Certes la seconde tranche du Question Time d’hier après-midi a été moins tumultueuse que dans la matinée avec une emprise à toute épreuve de la Speaker de l’Assemblée nationale, Maya Hanoomanjee, sur les délibérations. De ce fait, les dérapages ont été moins fréquents et avec moins de rappels à l’ordre de la présidence à l’intention des parlementaires. Dans la série, pas moins de trois membres du gouvernement ont été les plus sollicités, en l’occurrence le ministre des Services financiers, Sudhir Sesungkur, avec les dossiers des avoirs du défunt groupe BAI et la New Mauritius Hotels Saga, le Deputy Prime Minister et ministre des Services publics, Ivan Collendavelloo, appelé à dévoiler les salaires des Top Guns des corps para-étatiques sous la tutelle de son ministère avec des enveloppes salariales variant de Rs 90 000 par mois pour le Chairperson de la Waste Water Management Authority à Rs 250 000 pour le General Manager de la Central Water Authority et avec le ministre de l’Agro-industrie, Mahen Seeruttun, croisant le fer avec le député du MMM Reza Uteem au sujet des conclusions du rapport du Fact Finding Committee sur l’épizootie de fièvre aphteuse. La séance du Question Time d’hier, qui a démarré avec l’affaire Youshreen Choomka sur une note de protestation du député Rajesh Bhagwan, a été clôturée sur cette même note.

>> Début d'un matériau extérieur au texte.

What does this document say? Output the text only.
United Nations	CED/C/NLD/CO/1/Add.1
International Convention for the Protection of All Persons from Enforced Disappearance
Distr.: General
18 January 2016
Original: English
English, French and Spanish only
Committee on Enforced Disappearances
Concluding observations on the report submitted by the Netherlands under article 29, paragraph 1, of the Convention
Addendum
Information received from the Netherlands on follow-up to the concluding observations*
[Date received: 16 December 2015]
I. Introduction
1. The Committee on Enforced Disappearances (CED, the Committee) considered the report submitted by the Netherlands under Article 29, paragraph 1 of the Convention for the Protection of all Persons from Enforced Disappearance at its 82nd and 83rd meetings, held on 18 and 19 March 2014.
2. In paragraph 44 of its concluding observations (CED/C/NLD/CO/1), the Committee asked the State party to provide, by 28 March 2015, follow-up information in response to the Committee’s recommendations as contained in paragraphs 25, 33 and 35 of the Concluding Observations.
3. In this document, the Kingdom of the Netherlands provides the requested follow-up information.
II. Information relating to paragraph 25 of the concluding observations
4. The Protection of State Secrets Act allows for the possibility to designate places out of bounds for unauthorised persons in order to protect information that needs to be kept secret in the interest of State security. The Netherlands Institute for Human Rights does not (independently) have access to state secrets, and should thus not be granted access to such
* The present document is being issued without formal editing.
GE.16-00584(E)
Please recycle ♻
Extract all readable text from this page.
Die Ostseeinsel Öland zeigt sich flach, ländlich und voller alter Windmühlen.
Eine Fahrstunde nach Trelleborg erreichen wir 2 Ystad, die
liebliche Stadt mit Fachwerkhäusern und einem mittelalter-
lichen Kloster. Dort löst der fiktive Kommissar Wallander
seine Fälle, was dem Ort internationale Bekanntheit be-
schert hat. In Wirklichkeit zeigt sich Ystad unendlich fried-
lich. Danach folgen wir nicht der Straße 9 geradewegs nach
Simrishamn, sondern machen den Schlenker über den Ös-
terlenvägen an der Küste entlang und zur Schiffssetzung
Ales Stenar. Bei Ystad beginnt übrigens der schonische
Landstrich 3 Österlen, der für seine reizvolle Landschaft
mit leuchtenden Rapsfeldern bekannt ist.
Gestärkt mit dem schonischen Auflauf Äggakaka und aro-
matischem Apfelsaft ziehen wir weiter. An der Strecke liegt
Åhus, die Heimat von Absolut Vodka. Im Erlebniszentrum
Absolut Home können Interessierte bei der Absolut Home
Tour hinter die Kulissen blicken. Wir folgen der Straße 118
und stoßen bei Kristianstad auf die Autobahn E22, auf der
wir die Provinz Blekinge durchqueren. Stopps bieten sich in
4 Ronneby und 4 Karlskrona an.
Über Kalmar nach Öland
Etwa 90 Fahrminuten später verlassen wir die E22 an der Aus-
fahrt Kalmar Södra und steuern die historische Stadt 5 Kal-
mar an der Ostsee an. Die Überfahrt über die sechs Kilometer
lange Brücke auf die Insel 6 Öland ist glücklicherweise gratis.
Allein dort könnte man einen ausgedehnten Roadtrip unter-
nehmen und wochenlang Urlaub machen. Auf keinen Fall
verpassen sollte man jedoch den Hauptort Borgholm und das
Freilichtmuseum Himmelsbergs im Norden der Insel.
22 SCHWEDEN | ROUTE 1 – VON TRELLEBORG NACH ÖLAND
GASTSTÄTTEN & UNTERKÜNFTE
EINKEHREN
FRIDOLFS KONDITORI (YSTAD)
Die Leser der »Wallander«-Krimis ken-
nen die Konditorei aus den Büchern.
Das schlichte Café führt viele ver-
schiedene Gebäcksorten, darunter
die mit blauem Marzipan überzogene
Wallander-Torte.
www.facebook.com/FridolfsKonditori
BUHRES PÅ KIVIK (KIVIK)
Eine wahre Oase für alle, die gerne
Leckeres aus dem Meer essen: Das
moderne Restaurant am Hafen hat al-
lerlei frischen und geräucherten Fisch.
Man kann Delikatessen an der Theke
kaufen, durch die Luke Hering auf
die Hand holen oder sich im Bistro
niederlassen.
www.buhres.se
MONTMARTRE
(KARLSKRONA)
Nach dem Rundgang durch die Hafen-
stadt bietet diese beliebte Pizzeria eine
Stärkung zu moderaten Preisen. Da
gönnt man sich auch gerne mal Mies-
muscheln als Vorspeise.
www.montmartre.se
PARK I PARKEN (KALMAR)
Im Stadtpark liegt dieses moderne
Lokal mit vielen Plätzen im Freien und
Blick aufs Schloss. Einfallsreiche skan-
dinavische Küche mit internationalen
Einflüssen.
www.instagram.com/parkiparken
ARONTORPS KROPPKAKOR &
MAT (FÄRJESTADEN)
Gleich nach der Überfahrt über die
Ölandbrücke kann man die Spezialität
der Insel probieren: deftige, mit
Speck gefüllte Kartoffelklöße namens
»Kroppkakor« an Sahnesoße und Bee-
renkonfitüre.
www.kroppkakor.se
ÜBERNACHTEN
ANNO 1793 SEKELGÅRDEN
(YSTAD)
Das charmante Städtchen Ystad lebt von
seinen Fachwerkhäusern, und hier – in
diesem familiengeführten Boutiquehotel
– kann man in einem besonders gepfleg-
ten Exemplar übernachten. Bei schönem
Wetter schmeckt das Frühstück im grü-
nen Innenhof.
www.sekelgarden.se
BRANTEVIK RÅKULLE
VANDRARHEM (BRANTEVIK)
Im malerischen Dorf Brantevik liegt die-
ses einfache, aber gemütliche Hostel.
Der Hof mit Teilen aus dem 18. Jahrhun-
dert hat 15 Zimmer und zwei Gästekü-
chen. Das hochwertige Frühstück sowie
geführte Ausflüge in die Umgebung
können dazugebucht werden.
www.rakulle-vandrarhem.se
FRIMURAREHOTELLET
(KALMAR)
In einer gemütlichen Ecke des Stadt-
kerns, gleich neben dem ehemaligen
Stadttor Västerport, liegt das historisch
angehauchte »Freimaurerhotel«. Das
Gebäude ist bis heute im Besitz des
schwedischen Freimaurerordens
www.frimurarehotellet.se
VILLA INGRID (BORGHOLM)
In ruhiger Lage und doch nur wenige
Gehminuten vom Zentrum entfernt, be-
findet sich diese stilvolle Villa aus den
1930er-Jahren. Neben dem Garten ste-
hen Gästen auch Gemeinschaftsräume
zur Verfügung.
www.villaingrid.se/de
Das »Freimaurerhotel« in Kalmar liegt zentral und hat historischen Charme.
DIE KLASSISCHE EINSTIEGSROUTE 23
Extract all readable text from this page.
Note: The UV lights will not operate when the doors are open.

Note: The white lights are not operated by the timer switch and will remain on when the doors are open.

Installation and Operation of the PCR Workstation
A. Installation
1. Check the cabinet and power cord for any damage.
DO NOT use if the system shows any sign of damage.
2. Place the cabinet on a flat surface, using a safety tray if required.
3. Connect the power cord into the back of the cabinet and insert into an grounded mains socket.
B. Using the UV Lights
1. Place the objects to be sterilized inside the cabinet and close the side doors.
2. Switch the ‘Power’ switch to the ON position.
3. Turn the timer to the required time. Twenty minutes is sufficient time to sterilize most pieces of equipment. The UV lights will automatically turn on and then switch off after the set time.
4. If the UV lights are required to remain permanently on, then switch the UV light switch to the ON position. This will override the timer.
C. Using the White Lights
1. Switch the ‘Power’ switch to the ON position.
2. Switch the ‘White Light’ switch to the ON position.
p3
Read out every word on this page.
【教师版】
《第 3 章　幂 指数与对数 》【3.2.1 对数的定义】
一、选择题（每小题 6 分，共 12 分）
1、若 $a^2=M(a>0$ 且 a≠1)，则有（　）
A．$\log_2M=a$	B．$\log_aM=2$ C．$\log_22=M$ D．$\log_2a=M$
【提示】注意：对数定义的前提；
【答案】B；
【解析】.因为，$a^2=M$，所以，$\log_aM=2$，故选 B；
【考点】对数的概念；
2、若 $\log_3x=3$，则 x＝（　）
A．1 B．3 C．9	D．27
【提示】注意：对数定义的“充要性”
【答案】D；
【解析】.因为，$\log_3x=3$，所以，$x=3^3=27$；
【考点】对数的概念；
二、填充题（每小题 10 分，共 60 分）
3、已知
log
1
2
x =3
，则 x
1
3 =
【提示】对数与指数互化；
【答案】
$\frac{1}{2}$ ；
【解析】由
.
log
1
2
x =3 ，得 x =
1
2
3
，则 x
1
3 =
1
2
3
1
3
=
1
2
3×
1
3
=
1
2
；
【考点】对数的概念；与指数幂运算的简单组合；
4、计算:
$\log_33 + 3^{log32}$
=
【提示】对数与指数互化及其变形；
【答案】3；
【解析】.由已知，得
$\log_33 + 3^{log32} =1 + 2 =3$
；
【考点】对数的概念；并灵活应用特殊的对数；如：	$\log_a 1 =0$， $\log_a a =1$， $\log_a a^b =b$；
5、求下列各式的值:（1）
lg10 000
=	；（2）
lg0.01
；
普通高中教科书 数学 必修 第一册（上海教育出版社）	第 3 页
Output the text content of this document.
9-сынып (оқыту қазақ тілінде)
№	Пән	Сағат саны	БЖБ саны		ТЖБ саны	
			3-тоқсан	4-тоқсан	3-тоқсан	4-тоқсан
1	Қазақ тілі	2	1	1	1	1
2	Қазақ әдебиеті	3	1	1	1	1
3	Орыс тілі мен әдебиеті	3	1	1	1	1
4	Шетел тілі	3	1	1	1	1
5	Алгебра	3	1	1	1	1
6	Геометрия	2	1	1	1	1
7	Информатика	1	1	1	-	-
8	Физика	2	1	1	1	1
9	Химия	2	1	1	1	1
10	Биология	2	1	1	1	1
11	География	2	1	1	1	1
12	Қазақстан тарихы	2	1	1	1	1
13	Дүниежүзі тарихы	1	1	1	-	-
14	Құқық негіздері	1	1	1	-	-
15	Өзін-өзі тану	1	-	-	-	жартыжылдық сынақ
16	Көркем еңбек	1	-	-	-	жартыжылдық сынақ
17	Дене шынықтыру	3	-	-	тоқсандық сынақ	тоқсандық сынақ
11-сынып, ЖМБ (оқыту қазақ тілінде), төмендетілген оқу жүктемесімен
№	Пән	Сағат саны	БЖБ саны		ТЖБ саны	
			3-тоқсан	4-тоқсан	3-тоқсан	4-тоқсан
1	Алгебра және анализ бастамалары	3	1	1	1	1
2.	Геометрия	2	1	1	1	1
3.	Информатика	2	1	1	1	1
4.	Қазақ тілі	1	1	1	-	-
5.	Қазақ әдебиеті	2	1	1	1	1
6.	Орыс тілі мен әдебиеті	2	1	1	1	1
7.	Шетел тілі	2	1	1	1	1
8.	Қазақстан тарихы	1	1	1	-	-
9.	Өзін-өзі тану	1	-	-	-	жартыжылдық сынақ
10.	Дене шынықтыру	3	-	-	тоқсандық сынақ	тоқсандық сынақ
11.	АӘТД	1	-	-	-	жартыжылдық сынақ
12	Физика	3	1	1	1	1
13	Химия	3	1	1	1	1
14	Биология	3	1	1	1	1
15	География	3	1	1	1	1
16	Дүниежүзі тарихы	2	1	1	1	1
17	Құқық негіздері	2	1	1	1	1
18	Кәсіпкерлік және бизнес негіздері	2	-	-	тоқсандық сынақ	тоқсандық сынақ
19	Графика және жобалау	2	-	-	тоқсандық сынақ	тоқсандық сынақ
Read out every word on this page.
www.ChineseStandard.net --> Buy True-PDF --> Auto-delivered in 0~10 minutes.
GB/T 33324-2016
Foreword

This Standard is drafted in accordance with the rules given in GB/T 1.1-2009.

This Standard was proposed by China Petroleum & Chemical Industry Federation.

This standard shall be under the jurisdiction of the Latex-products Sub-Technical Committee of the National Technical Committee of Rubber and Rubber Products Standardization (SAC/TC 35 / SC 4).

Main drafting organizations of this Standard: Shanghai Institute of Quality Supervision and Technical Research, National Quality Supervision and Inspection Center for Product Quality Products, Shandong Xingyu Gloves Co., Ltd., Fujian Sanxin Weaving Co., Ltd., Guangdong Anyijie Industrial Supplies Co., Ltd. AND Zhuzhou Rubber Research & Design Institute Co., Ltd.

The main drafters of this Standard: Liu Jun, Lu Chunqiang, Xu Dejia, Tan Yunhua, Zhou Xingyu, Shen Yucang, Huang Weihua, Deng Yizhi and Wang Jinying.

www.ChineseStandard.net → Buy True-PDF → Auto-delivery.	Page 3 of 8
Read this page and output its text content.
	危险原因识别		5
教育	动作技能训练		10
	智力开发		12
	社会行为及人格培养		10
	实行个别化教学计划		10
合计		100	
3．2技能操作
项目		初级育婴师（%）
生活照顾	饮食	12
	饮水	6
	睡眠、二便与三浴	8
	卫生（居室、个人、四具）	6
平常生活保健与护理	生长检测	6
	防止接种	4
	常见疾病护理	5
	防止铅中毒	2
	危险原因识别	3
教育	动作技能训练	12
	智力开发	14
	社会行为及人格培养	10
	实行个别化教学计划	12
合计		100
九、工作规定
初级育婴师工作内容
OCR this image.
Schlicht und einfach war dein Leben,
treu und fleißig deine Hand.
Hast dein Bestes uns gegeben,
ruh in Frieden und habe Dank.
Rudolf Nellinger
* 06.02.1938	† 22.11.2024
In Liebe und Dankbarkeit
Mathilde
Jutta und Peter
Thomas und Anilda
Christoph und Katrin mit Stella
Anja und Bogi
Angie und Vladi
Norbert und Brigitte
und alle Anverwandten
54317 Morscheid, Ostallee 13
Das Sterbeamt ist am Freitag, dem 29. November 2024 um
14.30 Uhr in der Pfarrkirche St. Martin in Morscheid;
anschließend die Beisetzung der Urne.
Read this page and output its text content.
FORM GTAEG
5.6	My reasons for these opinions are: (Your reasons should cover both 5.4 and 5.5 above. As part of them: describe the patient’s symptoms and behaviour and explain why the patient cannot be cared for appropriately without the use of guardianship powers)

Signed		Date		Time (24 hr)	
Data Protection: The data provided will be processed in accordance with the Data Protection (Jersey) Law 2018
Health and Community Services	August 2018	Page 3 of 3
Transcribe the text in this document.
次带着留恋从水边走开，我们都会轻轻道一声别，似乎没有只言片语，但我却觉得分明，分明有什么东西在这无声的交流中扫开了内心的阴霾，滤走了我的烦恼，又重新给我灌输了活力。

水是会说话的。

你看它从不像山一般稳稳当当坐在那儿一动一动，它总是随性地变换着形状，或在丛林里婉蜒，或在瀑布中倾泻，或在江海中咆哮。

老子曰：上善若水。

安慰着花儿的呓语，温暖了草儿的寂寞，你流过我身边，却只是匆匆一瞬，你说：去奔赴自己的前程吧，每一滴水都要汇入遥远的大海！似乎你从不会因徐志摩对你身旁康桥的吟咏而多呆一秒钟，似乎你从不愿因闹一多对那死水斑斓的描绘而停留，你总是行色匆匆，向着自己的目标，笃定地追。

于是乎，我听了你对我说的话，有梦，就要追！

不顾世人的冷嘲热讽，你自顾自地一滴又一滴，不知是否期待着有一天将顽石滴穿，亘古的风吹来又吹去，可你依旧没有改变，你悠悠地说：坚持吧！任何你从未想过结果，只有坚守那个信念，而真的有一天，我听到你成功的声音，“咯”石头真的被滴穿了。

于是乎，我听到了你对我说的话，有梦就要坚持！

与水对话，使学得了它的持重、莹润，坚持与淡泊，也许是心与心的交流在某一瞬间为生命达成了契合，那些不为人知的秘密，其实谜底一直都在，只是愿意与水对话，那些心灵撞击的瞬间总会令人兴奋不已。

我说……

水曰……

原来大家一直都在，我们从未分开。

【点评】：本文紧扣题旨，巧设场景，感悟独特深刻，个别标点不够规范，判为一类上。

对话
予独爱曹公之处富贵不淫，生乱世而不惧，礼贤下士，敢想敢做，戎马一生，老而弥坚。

Avec l’échéance du 30 juin se précisant au fur et à mesure pour le remboursement de la nouvelle tranche aux Super Cash Back Gold Policy Holders du conglomérat de l’ancien Chairman Emeritus du groupe BAI, Dawood Ajum Rawat, la Parliamentary Question du député Aadil Ameer Meea revêt toute sa pertinence. Le ministre Sesungkur a fait comprendre que la vente des avoirs de ce groupe, excluant la clinique Apollo-Bramwell et les actions de BAI au sein de Britam (Kenya) n’a rapporté à ce jour que Rs 4,1 milliards. Il faudra tenir compte du fait que des terrains et immeubles de ce même groupe attribués à la National Insurance Co Ltd et à la National Property Fund Ltd sont évalués à Rs 4,4 milliards. Il a aussi déposé sur la table de l’Assemblée nationale des détails de l’opération de recouvrement des fonds détournés au préjudice des Policy Holders du groupe BAI, soit
Rs 74 millions pour la vente des actions à la Bourse en juin 2015
Rs 1,9 milliard pour la réalisation des investissements dans Courts à la Bourse
Rs 16 millions au Kenya
Rs 360 millions pour la vente de Iframac Retail
Rs 120 millions pour les investissements dans Century Banking
Rs 255 millions pour la vente de BA Exchange à Bahadurlall Husein Jiwan Hirji
Rs 175 millions pour les investissements de Media Metrix Ltd dans Le Défi Media Group
Rs 3 milliards de Land and Building transférés à la NIC
Rs 1,5 milliard de Land and Building à la NPFL.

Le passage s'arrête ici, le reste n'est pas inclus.